It seems that Kenya’s President William Ruto has been under increasing pressure from the International Monetary Fund (IMF) to tax all essential goods in Kenya.
The IMF has long argued that this measure is necessary to increase government revenue and reduce the budget deficit. However, the Kenyan government has been reluctant to tax essential goods in the past, due to concerns that it would place a disproportionate burden on the poor.
According to Business Daily, a Kenyan news publication, Njuguna Ndung’u, Kenya’s treasury secretary relayed plans to stop the zero-rating of value -added tax (VAT) on the supply of several products including maize, flour, cooking gas, ordinary bread, medicaments, agricultural pest control products, and animal feeds.
According to Business Insider Africa, essential supplies, including locally assembled mobile phones, motorcycles, electric bicycles, solar batteries, and electric buses, which are currently VAT zero-rated are not exempted from this new proposed taxation law.

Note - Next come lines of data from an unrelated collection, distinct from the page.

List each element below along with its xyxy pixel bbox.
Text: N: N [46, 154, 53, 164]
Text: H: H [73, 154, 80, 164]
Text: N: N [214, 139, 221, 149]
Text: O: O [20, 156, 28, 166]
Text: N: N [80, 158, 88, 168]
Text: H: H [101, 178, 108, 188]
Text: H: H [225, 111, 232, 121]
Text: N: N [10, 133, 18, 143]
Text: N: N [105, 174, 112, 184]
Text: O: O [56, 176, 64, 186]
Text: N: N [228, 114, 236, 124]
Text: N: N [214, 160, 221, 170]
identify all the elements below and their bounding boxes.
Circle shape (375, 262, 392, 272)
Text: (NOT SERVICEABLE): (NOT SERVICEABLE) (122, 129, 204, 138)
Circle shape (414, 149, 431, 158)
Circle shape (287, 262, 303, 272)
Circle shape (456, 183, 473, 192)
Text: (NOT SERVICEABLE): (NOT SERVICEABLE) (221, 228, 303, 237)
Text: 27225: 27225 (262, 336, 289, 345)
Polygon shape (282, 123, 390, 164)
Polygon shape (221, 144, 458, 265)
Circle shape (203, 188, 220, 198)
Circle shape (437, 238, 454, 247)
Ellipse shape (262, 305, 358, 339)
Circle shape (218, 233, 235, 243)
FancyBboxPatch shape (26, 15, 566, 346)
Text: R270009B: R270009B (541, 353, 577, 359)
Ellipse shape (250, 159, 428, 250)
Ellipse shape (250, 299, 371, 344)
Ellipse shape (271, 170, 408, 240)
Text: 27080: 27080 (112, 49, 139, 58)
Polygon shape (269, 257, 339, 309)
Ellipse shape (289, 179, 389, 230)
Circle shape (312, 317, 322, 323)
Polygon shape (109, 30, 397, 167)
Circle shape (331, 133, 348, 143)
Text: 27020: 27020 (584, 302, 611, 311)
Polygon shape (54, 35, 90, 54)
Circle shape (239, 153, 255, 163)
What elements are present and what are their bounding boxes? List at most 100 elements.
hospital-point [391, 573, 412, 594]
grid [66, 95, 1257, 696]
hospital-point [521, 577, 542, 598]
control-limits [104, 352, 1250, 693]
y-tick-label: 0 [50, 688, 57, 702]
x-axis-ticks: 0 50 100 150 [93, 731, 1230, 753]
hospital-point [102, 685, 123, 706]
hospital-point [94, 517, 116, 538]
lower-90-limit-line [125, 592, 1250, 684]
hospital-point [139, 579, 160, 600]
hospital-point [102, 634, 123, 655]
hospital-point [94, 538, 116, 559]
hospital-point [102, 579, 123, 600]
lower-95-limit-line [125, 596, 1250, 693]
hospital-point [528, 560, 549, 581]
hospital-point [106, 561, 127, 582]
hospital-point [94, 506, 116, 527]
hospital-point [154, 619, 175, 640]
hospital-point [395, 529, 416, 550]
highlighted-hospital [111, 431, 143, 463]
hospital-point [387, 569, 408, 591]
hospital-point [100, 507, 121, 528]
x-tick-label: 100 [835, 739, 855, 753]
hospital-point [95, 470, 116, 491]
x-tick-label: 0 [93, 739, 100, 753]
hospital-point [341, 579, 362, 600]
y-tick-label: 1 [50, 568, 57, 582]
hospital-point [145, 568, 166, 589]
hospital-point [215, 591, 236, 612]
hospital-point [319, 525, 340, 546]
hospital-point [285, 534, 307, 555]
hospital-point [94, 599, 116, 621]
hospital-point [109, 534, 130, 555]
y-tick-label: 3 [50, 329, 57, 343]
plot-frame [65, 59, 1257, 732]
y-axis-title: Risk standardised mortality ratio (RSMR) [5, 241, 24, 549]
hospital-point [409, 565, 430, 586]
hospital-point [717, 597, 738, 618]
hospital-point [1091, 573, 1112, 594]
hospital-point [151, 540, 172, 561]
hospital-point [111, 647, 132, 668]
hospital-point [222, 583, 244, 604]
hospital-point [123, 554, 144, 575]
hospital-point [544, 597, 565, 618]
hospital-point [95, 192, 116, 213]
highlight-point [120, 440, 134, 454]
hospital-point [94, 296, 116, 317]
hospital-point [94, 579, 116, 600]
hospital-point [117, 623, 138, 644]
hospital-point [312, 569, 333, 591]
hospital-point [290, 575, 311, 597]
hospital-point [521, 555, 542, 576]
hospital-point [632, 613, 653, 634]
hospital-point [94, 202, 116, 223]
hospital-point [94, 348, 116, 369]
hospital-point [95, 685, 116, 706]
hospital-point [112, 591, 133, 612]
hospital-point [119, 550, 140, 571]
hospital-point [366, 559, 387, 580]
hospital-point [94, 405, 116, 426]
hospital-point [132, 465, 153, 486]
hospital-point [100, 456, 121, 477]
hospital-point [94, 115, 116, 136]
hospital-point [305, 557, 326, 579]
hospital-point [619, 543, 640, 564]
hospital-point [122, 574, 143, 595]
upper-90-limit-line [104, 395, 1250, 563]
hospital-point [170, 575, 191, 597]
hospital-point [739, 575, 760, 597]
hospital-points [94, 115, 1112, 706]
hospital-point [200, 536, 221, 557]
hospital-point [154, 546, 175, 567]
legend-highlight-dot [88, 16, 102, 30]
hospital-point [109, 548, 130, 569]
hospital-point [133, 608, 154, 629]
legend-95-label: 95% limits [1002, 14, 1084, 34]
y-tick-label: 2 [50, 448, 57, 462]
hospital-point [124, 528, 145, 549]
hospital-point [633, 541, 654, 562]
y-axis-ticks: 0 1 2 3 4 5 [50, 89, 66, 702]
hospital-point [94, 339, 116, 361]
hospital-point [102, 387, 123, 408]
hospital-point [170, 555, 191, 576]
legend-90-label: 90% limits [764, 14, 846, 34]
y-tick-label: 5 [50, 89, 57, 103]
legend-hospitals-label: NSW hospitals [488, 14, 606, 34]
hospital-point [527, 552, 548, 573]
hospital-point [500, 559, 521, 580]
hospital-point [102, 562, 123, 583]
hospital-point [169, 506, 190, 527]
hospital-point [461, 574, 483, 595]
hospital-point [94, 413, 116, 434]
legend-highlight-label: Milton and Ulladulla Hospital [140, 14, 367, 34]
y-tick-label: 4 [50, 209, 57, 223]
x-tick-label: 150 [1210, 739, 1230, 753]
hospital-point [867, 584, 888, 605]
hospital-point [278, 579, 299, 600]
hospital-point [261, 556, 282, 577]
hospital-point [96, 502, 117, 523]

In recent months, the IMF has stepped up its pressure on Kenya, warning that the country's rising debt levels are unsustainable. The IMF has also said that Kenya needs to do more to boost its tax revenue, in order to reduce its reliance on borrowing.
President Ruto has said that he is committed to working with the IMF to address the country's economic challenges. However, he has also said that he will not tax essential goods unless he is convinced that it is the only way to save the economy. It is unclear how President Ruto will resolve the issue of taxing essential goods. However, it is clear that he is under increasing pressure from the IMF to do so.
Some experts have argued that taxing essential goods in Kenya would be a mistake. They argue that it would disproportionately harm the poor and make it more difficult for people to afford basic necessities. They also argue that it would stifle economic growth.
Other experts have argued that taxing essential goods is necessary to improve Kenya's public finances. They argue that the government needs the additional revenue to fund essential services, such as education and healthcare. They also argue that taxing essential goods can help to reduce the country's reliance on foreign borrowing.
Ultimately, the decision of whether or not to tax essential goods in Kenya is a complex one. There are strong arguments to be made on both sides. President Ruto will need to carefully weigh the pros and cons before making a decision. If implemented, this tax law will have serious repercussions on the middle-class and the poor, and it will disincentivize Kenyan citizens and residents to be productive.